Low gallery, Riga
Opening: 6 PM, Wednesday, August 25
August 25 – September 30, 2021
Participants: children, fruit flies, Mark Eckstrand, Adrian Ganea & Chlorys, Mindaugas Gapševičius, Helena Heinrihsone, Kamilė Krasauskaitė, and other significant and nonhuman others
Designer: Nerijus Rimkus
Curated by Valentinas Klimašauskas
A new wave of pandemics brings us another opportunity to reconcile with the agency and representation of nonhuman others. Something very common for this time of the year — a fruit fly — could be used as the metonymy for the non-human.
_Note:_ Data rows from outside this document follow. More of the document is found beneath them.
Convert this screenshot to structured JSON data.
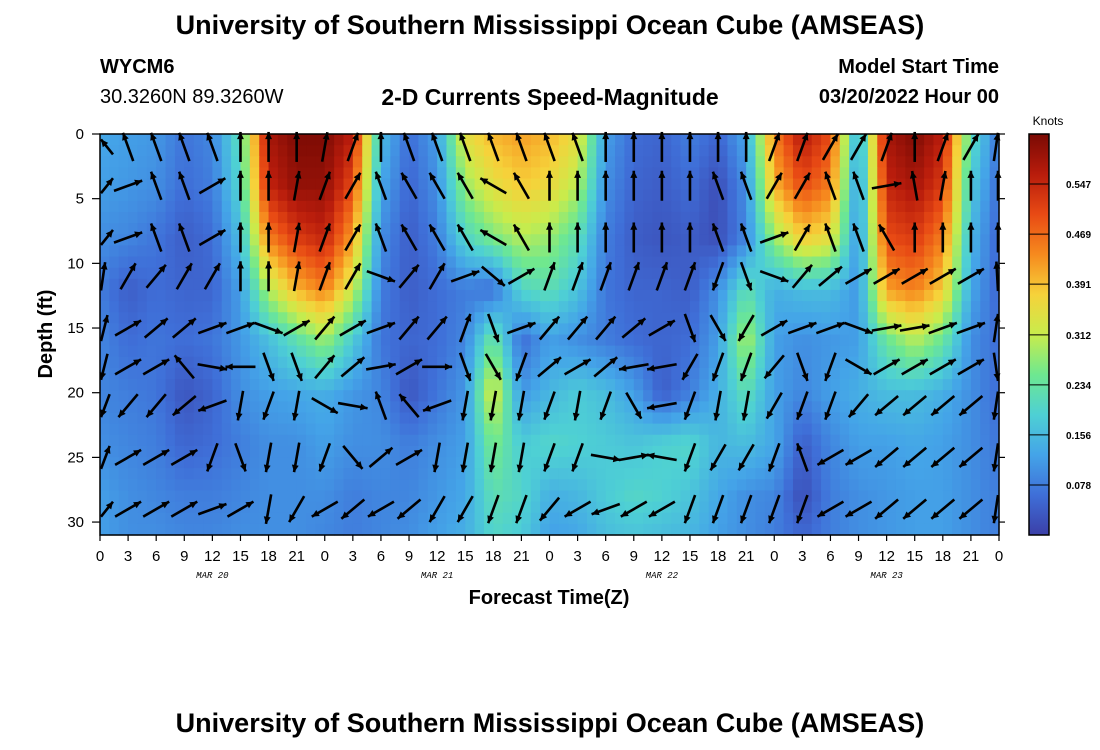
{
  "header": {
    "title": "University of Southern Mississippi Ocean Cube (AMSEAS)",
    "station": "WYCM6",
    "coords": "30.3260N  89.3260W",
    "chart_title": "2-D Currents Speed-Magnitude",
    "model_start_label": "Model Start Time",
    "model_start_value": "03/20/2022 Hour 00"
  },
  "footer": {
    "title": "University of Southern Mississippi Ocean Cube (AMSEAS)"
  },
  "colors": {
    "scale": [
      "#3b3fa8",
      "#3f6fd8",
      "#44a4e8",
      "#4ed0d4",
      "#6ee890",
      "#c8ec4c",
      "#f6d23a",
      "#f68a1e",
      "#e84a14",
      "#b81c0c",
      "#7a0a04"
    ],
    "arrow": "#000000"
  },
  "chart_data": {
    "type": "heatmap",
    "title": "2-D Currents Speed-Magnitude",
    "xlabel": "Forecast Time(Z)",
    "ylabel": "Depth (ft)",
    "x_ticks": [
      "0",
      "3",
      "6",
      "9",
      "12",
      "15",
      "18",
      "21",
      "0",
      "3",
      "6",
      "9",
      "12",
      "15",
      "18",
      "21",
      "0",
      "3",
      "6",
      "9",
      "12",
      "15",
      "18",
      "21",
      "0",
      "3",
      "6",
      "9",
      "12",
      "15",
      "18",
      "21",
      "0"
    ],
    "x_date_labels": [
      {
        "label": "MAR 20",
        "x_hour": 12
      },
      {
        "label": "MAR 21",
        "x_hour": 36
      },
      {
        "label": "MAR 22",
        "x_hour": 60
      },
      {
        "label": "MAR 23",
        "x_hour": 84
      }
    ],
    "xlim": [
      0,
      96
    ],
    "y_ticks": [
      "0",
      "5",
      "10",
      "15",
      "20",
      "25",
      "30"
    ],
    "ylim": [
      0,
      31
    ],
    "y_inverted": true,
    "colorbar": {
      "title": "Knots",
      "ticks": [
        "0.547",
        "0.469",
        "0.391",
        "0.312",
        "0.234",
        "0.156",
        "0.078"
      ],
      "range": [
        0,
        0.625
      ]
    },
    "speed_field": {
      "hours": [
        0,
        3,
        6,
        9,
        12,
        15,
        18,
        21,
        24,
        27,
        30,
        33,
        36,
        39,
        42,
        45,
        48,
        51,
        54,
        57,
        60,
        63,
        66,
        69,
        72,
        75,
        78,
        81,
        84,
        87,
        90,
        93,
        96
      ],
      "depths": [
        0,
        4,
        8,
        12,
        16,
        20,
        24,
        28,
        31
      ],
      "values": [
        [
          0.13,
          0.12,
          0.11,
          0.07,
          0.09,
          0.22,
          0.58,
          0.62,
          0.62,
          0.56,
          0.16,
          0.06,
          0.12,
          0.35,
          0.4,
          0.42,
          0.4,
          0.35,
          0.12,
          0.06,
          0.05,
          0.08,
          0.05,
          0.13,
          0.45,
          0.57,
          0.5,
          0.12,
          0.58,
          0.62,
          0.56,
          0.22,
          0.07
        ],
        [
          0.12,
          0.11,
          0.1,
          0.06,
          0.08,
          0.2,
          0.55,
          0.6,
          0.6,
          0.5,
          0.13,
          0.05,
          0.1,
          0.28,
          0.35,
          0.38,
          0.36,
          0.3,
          0.1,
          0.05,
          0.04,
          0.06,
          0.02,
          0.1,
          0.4,
          0.5,
          0.45,
          0.1,
          0.55,
          0.58,
          0.52,
          0.18,
          0.06
        ],
        [
          0.1,
          0.09,
          0.07,
          0.04,
          0.06,
          0.16,
          0.45,
          0.52,
          0.55,
          0.42,
          0.1,
          0.04,
          0.08,
          0.2,
          0.26,
          0.3,
          0.28,
          0.22,
          0.08,
          0.04,
          0.03,
          0.04,
          0.02,
          0.09,
          0.28,
          0.38,
          0.35,
          0.1,
          0.5,
          0.52,
          0.45,
          0.15,
          0.05
        ],
        [
          0.08,
          0.04,
          0.06,
          0.05,
          0.05,
          0.12,
          0.3,
          0.4,
          0.45,
          0.32,
          0.08,
          0.04,
          0.06,
          0.08,
          0.06,
          0.2,
          0.22,
          0.17,
          0.07,
          0.05,
          0.05,
          0.04,
          0.1,
          0.22,
          0.14,
          0.16,
          0.16,
          0.11,
          0.42,
          0.45,
          0.38,
          0.13,
          0.05
        ],
        [
          0.09,
          0.06,
          0.07,
          0.06,
          0.07,
          0.11,
          0.16,
          0.22,
          0.28,
          0.18,
          0.07,
          0.05,
          0.06,
          0.09,
          0.25,
          0.06,
          0.12,
          0.1,
          0.08,
          0.06,
          0.05,
          0.06,
          0.12,
          0.3,
          0.12,
          0.1,
          0.11,
          0.12,
          0.24,
          0.3,
          0.24,
          0.1,
          0.06
        ],
        [
          0.09,
          0.08,
          0.07,
          0.03,
          0.05,
          0.1,
          0.12,
          0.13,
          0.14,
          0.11,
          0.09,
          0.03,
          0.07,
          0.11,
          0.34,
          0.11,
          0.15,
          0.18,
          0.16,
          0.12,
          0.04,
          0.08,
          0.14,
          0.22,
          0.12,
          0.09,
          0.12,
          0.14,
          0.16,
          0.16,
          0.14,
          0.1,
          0.06
        ],
        [
          0.1,
          0.09,
          0.08,
          0.05,
          0.06,
          0.08,
          0.1,
          0.1,
          0.12,
          0.1,
          0.1,
          0.08,
          0.1,
          0.12,
          0.26,
          0.18,
          0.2,
          0.19,
          0.18,
          0.17,
          0.19,
          0.2,
          0.15,
          0.16,
          0.13,
          0.04,
          0.09,
          0.12,
          0.12,
          0.13,
          0.12,
          0.1,
          0.07
        ],
        [
          0.12,
          0.1,
          0.09,
          0.08,
          0.08,
          0.09,
          0.1,
          0.1,
          0.1,
          0.08,
          0.09,
          0.09,
          0.11,
          0.13,
          0.22,
          0.2,
          0.14,
          0.15,
          0.18,
          0.2,
          0.19,
          0.17,
          0.13,
          0.1,
          0.09,
          0.02,
          0.08,
          0.1,
          0.11,
          0.12,
          0.12,
          0.1,
          0.08
        ],
        [
          0.12,
          0.1,
          0.1,
          0.09,
          0.09,
          0.1,
          0.1,
          0.1,
          0.09,
          0.08,
          0.09,
          0.1,
          0.12,
          0.14,
          0.2,
          0.18,
          0.12,
          0.13,
          0.16,
          0.17,
          0.16,
          0.15,
          0.12,
          0.1,
          0.08,
          0.05,
          0.08,
          0.1,
          0.11,
          0.12,
          0.12,
          0.1,
          0.08
        ]
      ]
    },
    "vectors": {
      "hours": [
        0,
        3,
        6,
        9,
        12,
        15,
        18,
        21,
        24,
        27,
        30,
        33,
        36,
        39,
        42,
        45,
        48,
        51,
        54,
        57,
        60,
        63,
        66,
        69,
        72,
        75,
        78,
        81,
        84,
        87,
        90,
        93,
        96
      ],
      "depths": [
        1,
        4,
        8,
        11,
        15,
        18,
        21,
        25,
        29
      ],
      "directions_deg": [
        [
          -60,
          -20,
          -20,
          -20,
          -20,
          0,
          0,
          0,
          10,
          20,
          0,
          -20,
          -20,
          -20,
          -20,
          -20,
          -20,
          -20,
          0,
          0,
          0,
          0,
          0,
          0,
          20,
          20,
          30,
          30,
          20,
          0,
          20,
          30,
          20
        ],
        [
          60,
          70,
          -20,
          -20,
          60,
          0,
          0,
          10,
          20,
          30,
          -20,
          -30,
          -30,
          -30,
          -60,
          -30,
          0,
          0,
          0,
          0,
          0,
          0,
          -20,
          -20,
          30,
          30,
          -20,
          -20,
          80,
          -10,
          10,
          0,
          0
        ],
        [
          60,
          70,
          -20,
          -20,
          60,
          0,
          0,
          10,
          20,
          30,
          -20,
          -30,
          -30,
          -30,
          -60,
          -30,
          0,
          0,
          0,
          0,
          0,
          0,
          -20,
          -20,
          70,
          30,
          -20,
          -20,
          -30,
          0,
          0,
          0,
          0
        ],
        [
          20,
          30,
          40,
          30,
          30,
          0,
          0,
          10,
          20,
          30,
          110,
          40,
          30,
          70,
          130,
          60,
          20,
          20,
          20,
          20,
          20,
          20,
          -160,
          160,
          110,
          40,
          50,
          60,
          60,
          60,
          60,
          60,
          -10
        ],
        [
          30,
          60,
          50,
          50,
          70,
          70,
          110,
          60,
          40,
          60,
          70,
          40,
          40,
          20,
          160,
          70,
          40,
          40,
          40,
          50,
          60,
          160,
          150,
          -150,
          60,
          70,
          70,
          110,
          80,
          80,
          70,
          70,
          20
        ],
        [
          -150,
          60,
          60,
          -40,
          100,
          -90,
          160,
          160,
          40,
          50,
          80,
          60,
          90,
          160,
          150,
          -160,
          50,
          60,
          50,
          -100,
          -100,
          -150,
          -160,
          -160,
          -140,
          160,
          -160,
          120,
          60,
          60,
          60,
          60,
          160
        ],
        [
          -140,
          -140,
          -140,
          -130,
          -110,
          -170,
          -160,
          -170,
          120,
          100,
          -20,
          -40,
          -110,
          -170,
          -170,
          -170,
          -160,
          -170,
          -160,
          150,
          -100,
          -160,
          -170,
          -170,
          -150,
          -160,
          -160,
          -140,
          -130,
          -130,
          -130,
          -130,
          -160
        ],
        [
          40,
          60,
          60,
          60,
          -160,
          160,
          -170,
          -170,
          -160,
          140,
          50,
          60,
          -170,
          -170,
          -170,
          -170,
          -160,
          -160,
          100,
          80,
          -80,
          -160,
          -150,
          -150,
          -160,
          -20,
          -120,
          -120,
          -130,
          -130,
          -130,
          -130,
          -160
        ],
        [
          60,
          60,
          60,
          60,
          70,
          60,
          -170,
          -150,
          -120,
          -130,
          -120,
          -130,
          -150,
          -150,
          -160,
          -160,
          -140,
          -120,
          -110,
          -120,
          -120,
          -160,
          -160,
          -160,
          -160,
          -160,
          -120,
          -120,
          -130,
          -130,
          -130,
          -130,
          -160
        ]
      ]
    }
  }
}
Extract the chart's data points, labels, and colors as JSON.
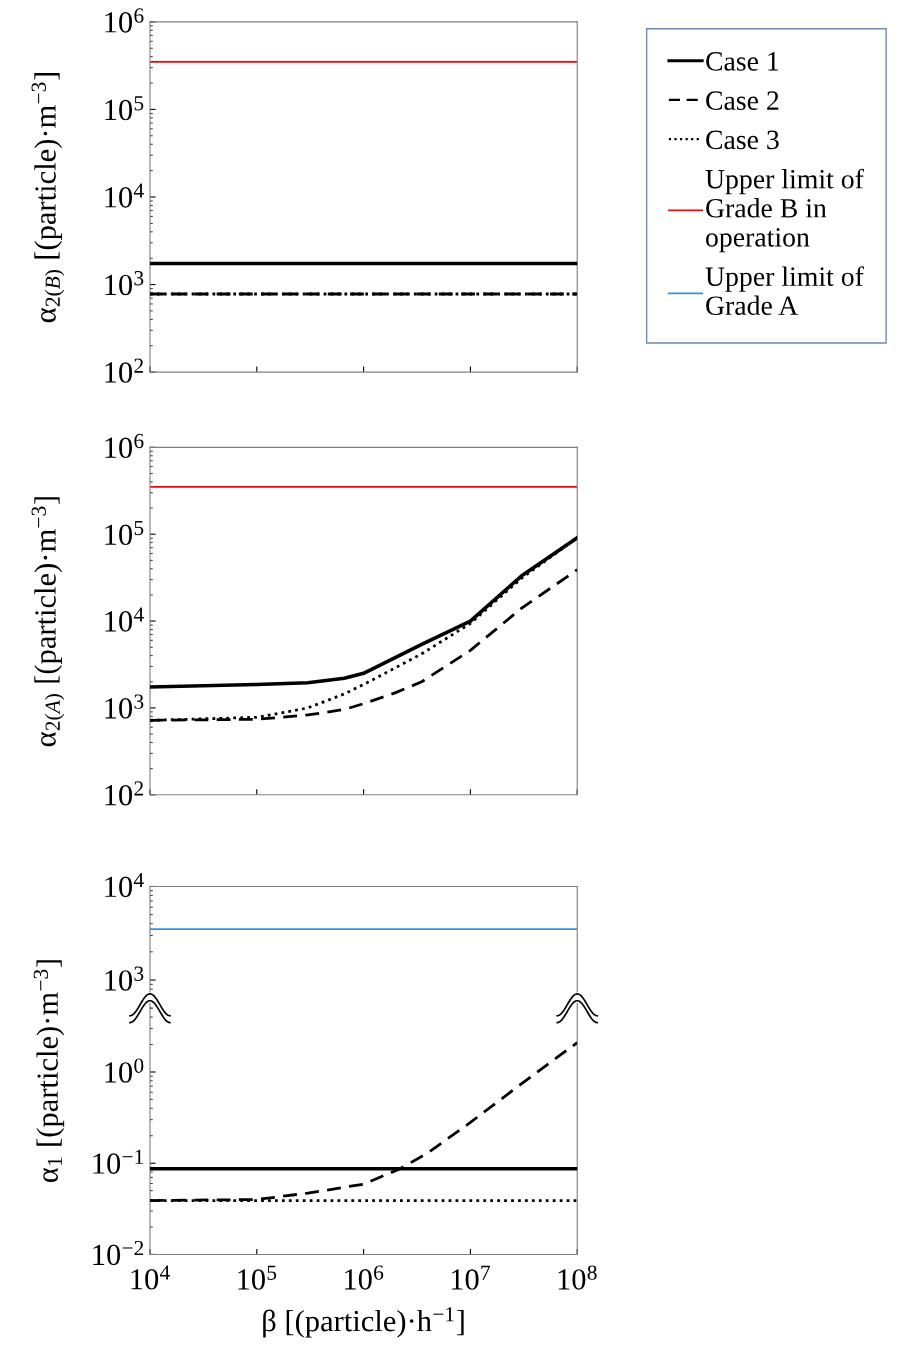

Living nearby, together, and being visible, it could reveal how non-humans may be imagined, understood and treated artistically, practically, or scientifically.
The exhibition title, which refers to the overwhelming intimate lives of fruit flies, is a found clickbait. This situation refers to the phenomenon that the fruit fly, “Drosophila melanogaster”, is commonly used as a human substitute in scientific experiments to understand human behaviour and its genome. The fruit fly is used as a model organism to study disciplines ranging from fundamental genetics to the development of tissues and organs. The Drosophila genome is 60% homologous to that of humans, less redundant, and about 75% of the genes responsible for human diseases have homologs in flies. Fruit flies are instrumental in the production of scientific imagination where they also serve as human projections or representations. Fruit flies are popular among the scientific community because they are expendable, easy to control, count, monitor, and have clearly expressed genders.
Exhibition event on FB
Mindaugas Gapševičius “Rectal Candle”.
In cooperation with Martin Schied. Electronic device, display with animated GIF. 2020/2021
The capsule is designed to measure pH in one’s rectum. If used along with different diets, one could track the condition of the microbiome or the change of well-being. The object questions the relationship between the well-being of humans and the changing microbiome.